🤖 AI Summary
Africa faces dual challenges in advancing medical AI: severe scarcity of computational resources and limited availability of high-quality, locally relevant medical imaging data—exacerbating global health inequities. To address this, we propose a “challenge-driven participatory data co-creation” paradigm, integrating incentive-aligned collaboration among healthcare institutions across multiple African countries for decentralized data acquisition, expert annotation, and federated integration, underpinned by a locally adapted data governance framework. This initiative yielded the first cross-institutional, multi-disease, reusable regional medical imaging database in Africa, markedly improving data diversity, quality, and accessibility. Our core contribution is the design and validation of a sustainable, challenge-centric data production model that strengthens African data sovereignty and establishes critical infrastructure for equitable, deployable, and locally trained AI models.
📝 Abstract
In Africa, the scarcity of computational resources and medical datasets remains a major hurdle to the development and deployment of artificial intelligence (AI) tools in clinical settings, further contributing to global bias. These limitations hinder the full realization of AI's potential and present serious challenges to advancing healthcare across the region.
This paper proposes a framework aimed at addressing data scarcity in African healthcare.

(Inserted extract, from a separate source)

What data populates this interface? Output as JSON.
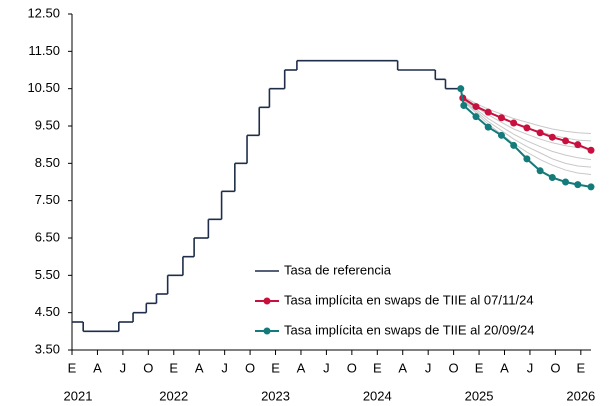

The framework presents a comprehensive strategy to encourage healthcare providers across the continent to create, curate, and share locally sourced medical imaging datasets. By organizing themed challenges that promote participation, accurate and relevant datasets can be generated within the African healthcare community. This approach seeks to overcome existing dataset limitations, paving the way for a more inclusive and impactful AI ecosystem that is specifically tailored to Africa's healthcare needs.